There are currently no FDA approved medications for the treatment of NAFLD/NASH. Current management for NAFLD includes diet and lifestyle modifications for achieving weight loss, management of underlying metabolic risk factors, and pharmacological strategies, where there is evidence of NASH or of advanced fibrosis [169]. However, it is difficult to achieve long-term compliance to dietary restriction, unless cardiovascular comorbidities are present. Several medications, such as pioglitazone, obeticholic acid, and vitamin E, remain the strategy for disease management in patients with NAFLD [170]. However, it is only effective in part of the patients, suggesting that additional treatments are still urgently needed, and that subgroups may be present in NAFLD, responding differently to various treatment strategies.

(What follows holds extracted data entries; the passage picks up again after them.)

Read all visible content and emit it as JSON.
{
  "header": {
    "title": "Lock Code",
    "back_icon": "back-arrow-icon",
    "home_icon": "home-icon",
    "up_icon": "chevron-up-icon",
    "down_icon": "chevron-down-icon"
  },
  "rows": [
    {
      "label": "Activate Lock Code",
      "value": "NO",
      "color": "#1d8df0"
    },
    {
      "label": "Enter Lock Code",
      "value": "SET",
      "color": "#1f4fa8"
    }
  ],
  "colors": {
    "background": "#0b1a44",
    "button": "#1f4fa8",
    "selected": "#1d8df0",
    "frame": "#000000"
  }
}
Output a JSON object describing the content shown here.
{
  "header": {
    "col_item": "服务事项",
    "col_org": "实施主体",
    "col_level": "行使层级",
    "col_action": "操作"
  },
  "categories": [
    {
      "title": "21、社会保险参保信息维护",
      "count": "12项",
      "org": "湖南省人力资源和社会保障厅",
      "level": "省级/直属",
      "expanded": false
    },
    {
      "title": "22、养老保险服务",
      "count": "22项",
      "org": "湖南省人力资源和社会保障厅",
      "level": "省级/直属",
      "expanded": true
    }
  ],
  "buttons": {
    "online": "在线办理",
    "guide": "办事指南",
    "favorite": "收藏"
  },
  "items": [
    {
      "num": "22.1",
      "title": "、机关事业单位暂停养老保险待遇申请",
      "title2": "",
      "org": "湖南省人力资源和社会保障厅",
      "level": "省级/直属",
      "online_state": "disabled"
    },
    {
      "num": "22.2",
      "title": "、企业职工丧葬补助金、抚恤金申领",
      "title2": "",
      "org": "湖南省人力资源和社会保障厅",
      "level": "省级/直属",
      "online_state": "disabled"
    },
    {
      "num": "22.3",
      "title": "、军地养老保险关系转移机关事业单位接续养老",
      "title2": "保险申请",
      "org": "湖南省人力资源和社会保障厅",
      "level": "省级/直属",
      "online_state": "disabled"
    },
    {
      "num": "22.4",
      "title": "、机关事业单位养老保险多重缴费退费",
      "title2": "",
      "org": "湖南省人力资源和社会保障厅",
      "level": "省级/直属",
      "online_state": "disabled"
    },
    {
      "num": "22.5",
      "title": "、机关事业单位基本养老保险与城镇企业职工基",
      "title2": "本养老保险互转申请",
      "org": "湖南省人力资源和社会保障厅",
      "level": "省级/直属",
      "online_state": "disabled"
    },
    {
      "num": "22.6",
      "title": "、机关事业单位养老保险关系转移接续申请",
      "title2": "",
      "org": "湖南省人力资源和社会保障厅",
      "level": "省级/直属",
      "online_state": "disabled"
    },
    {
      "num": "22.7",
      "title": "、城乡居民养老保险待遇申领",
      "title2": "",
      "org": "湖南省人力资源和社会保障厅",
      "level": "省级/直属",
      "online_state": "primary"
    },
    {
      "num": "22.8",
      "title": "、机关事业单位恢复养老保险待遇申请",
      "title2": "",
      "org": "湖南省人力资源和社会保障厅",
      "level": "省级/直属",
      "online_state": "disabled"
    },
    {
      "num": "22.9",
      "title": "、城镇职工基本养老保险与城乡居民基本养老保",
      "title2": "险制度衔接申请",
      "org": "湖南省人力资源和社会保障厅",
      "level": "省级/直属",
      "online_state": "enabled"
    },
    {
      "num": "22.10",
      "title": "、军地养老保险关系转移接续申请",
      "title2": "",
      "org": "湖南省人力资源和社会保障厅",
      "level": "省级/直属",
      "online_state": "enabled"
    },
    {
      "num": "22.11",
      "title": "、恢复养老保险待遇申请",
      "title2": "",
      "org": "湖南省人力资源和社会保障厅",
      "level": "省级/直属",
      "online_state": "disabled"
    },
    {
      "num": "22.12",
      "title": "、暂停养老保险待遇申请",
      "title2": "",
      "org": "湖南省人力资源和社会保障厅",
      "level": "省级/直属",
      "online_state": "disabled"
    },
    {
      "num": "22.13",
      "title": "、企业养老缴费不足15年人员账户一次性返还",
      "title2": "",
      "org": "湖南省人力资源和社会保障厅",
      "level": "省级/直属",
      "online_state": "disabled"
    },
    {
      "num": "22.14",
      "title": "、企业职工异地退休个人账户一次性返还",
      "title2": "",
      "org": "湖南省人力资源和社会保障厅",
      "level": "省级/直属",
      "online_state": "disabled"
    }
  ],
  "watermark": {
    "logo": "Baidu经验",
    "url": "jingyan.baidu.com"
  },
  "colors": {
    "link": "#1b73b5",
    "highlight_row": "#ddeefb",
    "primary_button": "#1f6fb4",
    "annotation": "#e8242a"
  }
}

Thus, a combination of medications was required for addressing different aspects of particular NAFLD phenotype. In this paper, the latest upcoming pharmacological targets for this disease were reviewed, highlighting in detail the most novel treatment strategies, as well as currently marketed drugs. Meanwhile, the progress on the pathogenesis of NAFLD was well described, such as gut–liver axis, which may lead to many novel therapies targeting gut dysbiosis in the future.

6. Conclusions

Recently, significant progress has been made in understanding the pathogenesis of NAFLD and the subsequent development of drugs against the disease [171]. NAFLD may be caused by genetic susceptibility, diet, intestinal microbes, and other factors. It begins with excessive fat production in the liver that results in the accumulation of a large amount of fat, leading to liver cell degeneration, inflammation, and a fibrotic process involving interactions among many proteins [172]. Several drugs have been shown to alleviate NAFLD by acting on these proteins. Some drugs target various aspects of NAFLD, such as lipogenesis and steatosis. Therefore, additional in-depth studies are needed to develop comprehensive and effective drugs, which can comprehensively prevent lipotoxicity, steatosis, oxidative stress, inflammation, and hepatocyte apoptosis.